En tentant de comprendre comment la société en était arrivée à ce niveau de mauvaise gestion, la nouvelle direction s'est ainsi heurtée à l'absence de traces écrites permettant de documenter les décisions des anciens dirigeants. Selon John Jay Ray III, Sam Bankman-Fried, l'entrepreneur de 30 ans qui avait créé et dirigeait FTX, communiquait essentiellement à l'aide d'applications qui suppriment régulièrement les messages précédents "et encourageait les employés à en faire de même". Korii cite par exemple le recours à l'application Signal. 

Un ancien patron pas très discret

Le nouveau boss de FTX a également dénoncé les déclarations "incohérentes et trompeuses" de Sam Bankman-Fried depuis sa démission, précisant que ce dernier ne parlait plus au nom de l'entreprise. Au passage, le nouveau patron glisse qu'il juge "pas clairs" les montages et les avoirs financiers de son prédécesseur au Bahamas, où réside ce dernier. 

Dans une conversation sur la messagerie privée de Twitter avec un journaliste du site Vox (lien en anglais), publiée jeudi, Sam Bankman-Fried a dit regretter sa décision de placer FTX sous la protection du chapitre 11 de la loi américaine sur les faillites. Il s'en est également pris aux régulateurs américains, jugeant que ces derniers "ne protègent pas du tout les consommateurs" et qu'ils "sont incapables de faire la différence entre ce qui est bon et ce qui est mauvais". "J'emmerde les régulateurs", a-t-il même déclaré, confiant son intention de remporter la bataille judiciaire qui s'engage dans le Delaware. 

Après la publication de cet échange, l'ancien patron a tenté d'expliquer ses propos. "Ce que j'ai dit était en partie irréfléchi ou grossier. Je me défoulais et n'avais pas l'intention que ce soit publié", a-t-il tweeté. 
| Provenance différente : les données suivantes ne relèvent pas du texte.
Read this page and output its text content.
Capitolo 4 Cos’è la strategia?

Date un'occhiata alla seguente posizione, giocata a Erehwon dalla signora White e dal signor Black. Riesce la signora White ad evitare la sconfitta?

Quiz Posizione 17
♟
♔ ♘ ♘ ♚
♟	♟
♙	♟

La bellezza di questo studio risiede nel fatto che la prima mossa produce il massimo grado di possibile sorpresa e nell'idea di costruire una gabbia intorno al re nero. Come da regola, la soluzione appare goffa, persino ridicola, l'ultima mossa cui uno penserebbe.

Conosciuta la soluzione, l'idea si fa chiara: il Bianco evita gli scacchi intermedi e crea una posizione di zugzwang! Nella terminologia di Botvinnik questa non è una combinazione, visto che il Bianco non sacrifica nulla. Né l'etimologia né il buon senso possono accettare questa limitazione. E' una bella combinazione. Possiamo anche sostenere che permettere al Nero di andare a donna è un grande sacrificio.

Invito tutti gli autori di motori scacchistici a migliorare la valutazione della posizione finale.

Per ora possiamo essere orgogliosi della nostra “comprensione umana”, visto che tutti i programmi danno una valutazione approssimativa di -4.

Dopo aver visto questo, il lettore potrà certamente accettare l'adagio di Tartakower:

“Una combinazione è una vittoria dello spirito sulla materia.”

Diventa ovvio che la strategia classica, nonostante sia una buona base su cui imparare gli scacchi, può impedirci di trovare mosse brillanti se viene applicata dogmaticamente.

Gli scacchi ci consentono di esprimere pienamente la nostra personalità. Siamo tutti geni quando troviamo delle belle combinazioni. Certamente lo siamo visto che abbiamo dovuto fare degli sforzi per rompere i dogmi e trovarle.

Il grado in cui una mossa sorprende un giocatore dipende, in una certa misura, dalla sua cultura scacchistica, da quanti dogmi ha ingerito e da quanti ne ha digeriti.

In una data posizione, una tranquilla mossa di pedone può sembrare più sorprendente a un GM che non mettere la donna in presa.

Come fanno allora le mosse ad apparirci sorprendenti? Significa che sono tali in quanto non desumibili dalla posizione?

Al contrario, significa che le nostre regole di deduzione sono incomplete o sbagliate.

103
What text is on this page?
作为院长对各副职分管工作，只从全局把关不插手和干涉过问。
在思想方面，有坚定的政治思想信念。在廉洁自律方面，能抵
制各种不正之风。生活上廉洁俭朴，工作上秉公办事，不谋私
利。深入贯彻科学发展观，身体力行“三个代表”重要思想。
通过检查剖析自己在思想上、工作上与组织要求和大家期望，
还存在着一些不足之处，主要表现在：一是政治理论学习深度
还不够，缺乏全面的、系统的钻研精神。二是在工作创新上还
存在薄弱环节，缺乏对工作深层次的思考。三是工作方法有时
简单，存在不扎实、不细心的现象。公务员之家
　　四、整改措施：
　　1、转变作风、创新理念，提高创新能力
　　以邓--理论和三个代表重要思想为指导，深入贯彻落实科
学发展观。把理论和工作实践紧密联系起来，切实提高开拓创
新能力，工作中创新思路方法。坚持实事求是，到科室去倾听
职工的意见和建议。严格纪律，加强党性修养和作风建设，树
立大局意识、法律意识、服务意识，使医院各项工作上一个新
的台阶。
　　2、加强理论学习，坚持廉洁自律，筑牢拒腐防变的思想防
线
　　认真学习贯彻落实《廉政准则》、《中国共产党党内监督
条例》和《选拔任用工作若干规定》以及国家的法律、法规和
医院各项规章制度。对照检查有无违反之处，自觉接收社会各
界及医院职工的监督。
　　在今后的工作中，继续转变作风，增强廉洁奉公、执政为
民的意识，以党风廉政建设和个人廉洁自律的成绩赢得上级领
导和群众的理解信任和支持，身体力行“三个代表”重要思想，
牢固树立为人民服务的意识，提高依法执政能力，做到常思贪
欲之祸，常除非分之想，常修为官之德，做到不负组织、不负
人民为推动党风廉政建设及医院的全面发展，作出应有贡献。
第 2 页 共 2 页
Des failles béantes en termes de sécurité  

La confidentialité n'était vraisemblablement pas le point fort de l'entreprise, note John Jay Ray III. Des experts en cybersécurité de l'équipe qu'il supervise ont découvert "des pratiques managériales inacceptables, notamment l'usage d'un compte mail groupé non sécurisé pour accéder à des codes privés et confidentiels et à des données particulièrement sensibles pour les entités du groupe FTX à travers le monde", poursuit le document.

Il déplore ainsi "l'intégrité compromise des systèmes et (...) la surveillance réglementaire défectueuse à l'étranger" de l'entreprise d'échange de cryptomonnaies. 

Certains employés introuvables 

Côté ressources humaines, le document pointe aussi des difficultés à établir "qui" travaille pour FTX et avec quelle mission. "L'approche RH du groupe FTX combinait différentes entités et des sous-traitants, sans fichiers ni organisations hiérarchiques claires", s'étonne la nouvelle direction. A tel point qu'il a été impossible de "préparer une liste complète des personnes travaillant pour le groupe, ni de leurs contrats". 

Si le document prend soin de remercier les équipes de FTX qui ont travaillé avec les nouveaux arrivants pour faire la lumière sur le fonctionnement de l'entreprise, il signale enfin que "des tentatives répétées pour localiser certains employés afin de confirmer leur statuts n'ont pas abouti à ce jour."